Posted: Tue, 14 Oct 2003
There have been many cases of unauthorized changes to the ARIN database over the past year. ARIN takes each case of an unauthorized database change very seriously. During the course of this year we have amended many of our procedures and developed new ones in an effort to prevent the occurrence of unauthorized changes. We will continue to do so as long as is necessary.
Because ARINs main area of involvement in these cases revolves around inaccurate information being populated to the database, we must concentrate on researching and correcting these inaccuracies. We have a very clear set of internal business practices and rules that dictate what actions we can take, and there are a certain set of protocols that we must follow. Unfortunately, the time involved in following these procedures does not always allow for an immediate remedy to inaccuracies, but they must be followed.

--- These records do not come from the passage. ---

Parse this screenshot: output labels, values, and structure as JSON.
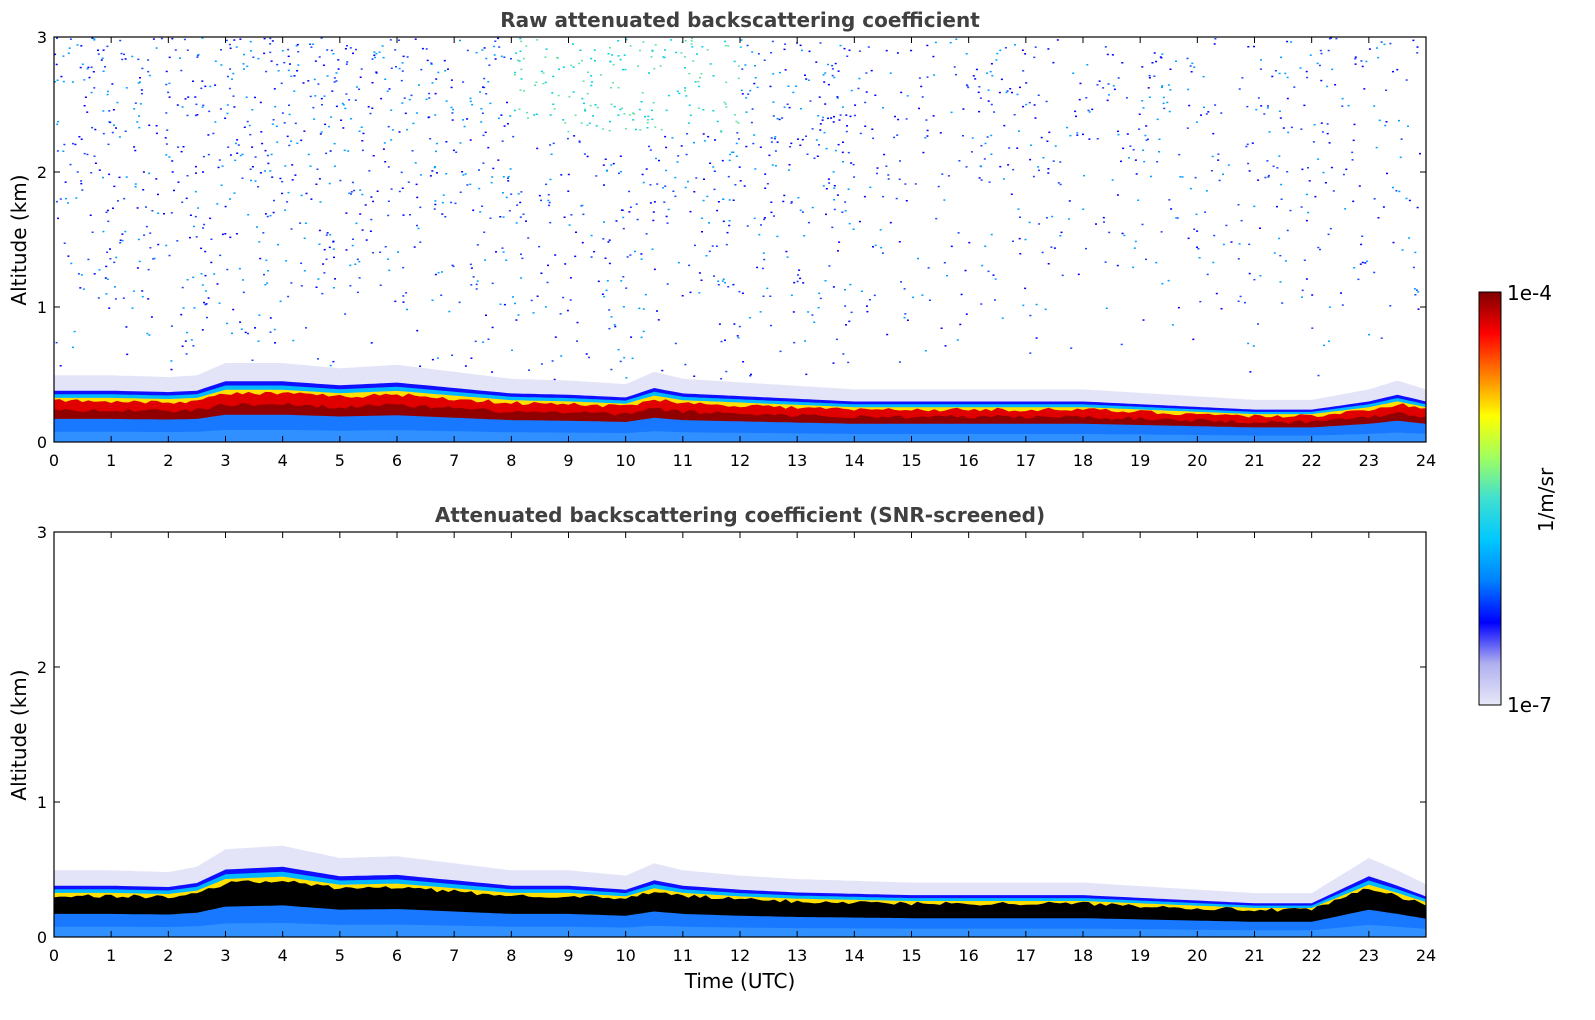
{
  "chart_data": [
    {
      "type": "heatmap",
      "title": "Raw attenuated backscattering coefficient",
      "xlabel": "",
      "ylabel": "Altitude (km)",
      "xlim": [
        0,
        24
      ],
      "ylim": [
        0,
        3
      ],
      "xticks": [
        "0",
        "1",
        "2",
        "3",
        "4",
        "5",
        "6",
        "7",
        "8",
        "9",
        "10",
        "11",
        "12",
        "13",
        "14",
        "15",
        "16",
        "17",
        "18",
        "19",
        "20",
        "21",
        "22",
        "23",
        "24"
      ],
      "yticks": [
        "0",
        "1",
        "2",
        "3"
      ],
      "aerosol_layer_top_km": [
        [
          0,
          0.38
        ],
        [
          1,
          0.38
        ],
        [
          2,
          0.37
        ],
        [
          2.5,
          0.38
        ],
        [
          3,
          0.45
        ],
        [
          4,
          0.45
        ],
        [
          5,
          0.42
        ],
        [
          6,
          0.44
        ],
        [
          7,
          0.4
        ],
        [
          8,
          0.36
        ],
        [
          9,
          0.35
        ],
        [
          10,
          0.33
        ],
        [
          10.5,
          0.4
        ],
        [
          11,
          0.36
        ],
        [
          12,
          0.34
        ],
        [
          13,
          0.32
        ],
        [
          14,
          0.3
        ],
        [
          15,
          0.3
        ],
        [
          16,
          0.3
        ],
        [
          17,
          0.3
        ],
        [
          18,
          0.3
        ],
        [
          19,
          0.28
        ],
        [
          20,
          0.26
        ],
        [
          21,
          0.24
        ],
        [
          22,
          0.24
        ],
        [
          23,
          0.3
        ],
        [
          23.5,
          0.35
        ],
        [
          24,
          0.3
        ]
      ],
      "noise_level": "high above 0.5 km",
      "grid": false
    },
    {
      "type": "heatmap",
      "title": "Attenuated backscattering coefficient (SNR-screened)",
      "xlabel": "Time (UTC)",
      "ylabel": "Altitude (km)",
      "xlim": [
        0,
        24
      ],
      "ylim": [
        0,
        3
      ],
      "xticks": [
        "0",
        "1",
        "2",
        "3",
        "4",
        "5",
        "6",
        "7",
        "8",
        "9",
        "10",
        "11",
        "12",
        "13",
        "14",
        "15",
        "16",
        "17",
        "18",
        "19",
        "20",
        "21",
        "22",
        "23",
        "24"
      ],
      "yticks": [
        "0",
        "1",
        "2",
        "3"
      ],
      "aerosol_layer_top_km": [
        [
          0,
          0.38
        ],
        [
          1,
          0.38
        ],
        [
          2,
          0.37
        ],
        [
          2.5,
          0.4
        ],
        [
          3,
          0.5
        ],
        [
          4,
          0.52
        ],
        [
          5,
          0.45
        ],
        [
          6,
          0.46
        ],
        [
          7,
          0.42
        ],
        [
          8,
          0.38
        ],
        [
          9,
          0.38
        ],
        [
          10,
          0.35
        ],
        [
          10.5,
          0.42
        ],
        [
          11,
          0.38
        ],
        [
          12,
          0.35
        ],
        [
          13,
          0.33
        ],
        [
          14,
          0.32
        ],
        [
          15,
          0.31
        ],
        [
          16,
          0.31
        ],
        [
          17,
          0.31
        ],
        [
          18,
          0.31
        ],
        [
          19,
          0.29
        ],
        [
          20,
          0.27
        ],
        [
          21,
          0.25
        ],
        [
          22,
          0.25
        ],
        [
          23,
          0.45
        ],
        [
          23.5,
          0.38
        ],
        [
          24,
          0.3
        ]
      ],
      "noise_level": "screened",
      "grid": false
    }
  ],
  "colorbar": {
    "label": "1/m/sr",
    "min_label": "1e-7",
    "max_label": "1e-4",
    "colors": [
      "#e8e8f8",
      "#b0b0f0",
      "#0000ff",
      "#0080ff",
      "#00c8ff",
      "#40e0d0",
      "#a0ff60",
      "#ffff00",
      "#ff8000",
      "#ff0000",
      "#800000"
    ]
  }
}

In following these procedures, we must also adhere to our common practices of non-disclosure to the general public.
ARIN is currently cooperating with all law enforcement agencies that use their powers to obtain subpoenas or other tools available to them to obtain information from ARIN. These agencies include the US Department of Justice, the Federal Trade Commission, and state attorneys general and local district attorneys. Often they seek to obtain information related to cases where individuals have falsified their identity to make unauthorized changes to records in the ARIN database. In addition to this ongoing cooperation, which is mandated by law, ARIN will proactively report newly documented cases that come to its attention to law enforcement authorities without notice to those engaged in such activity.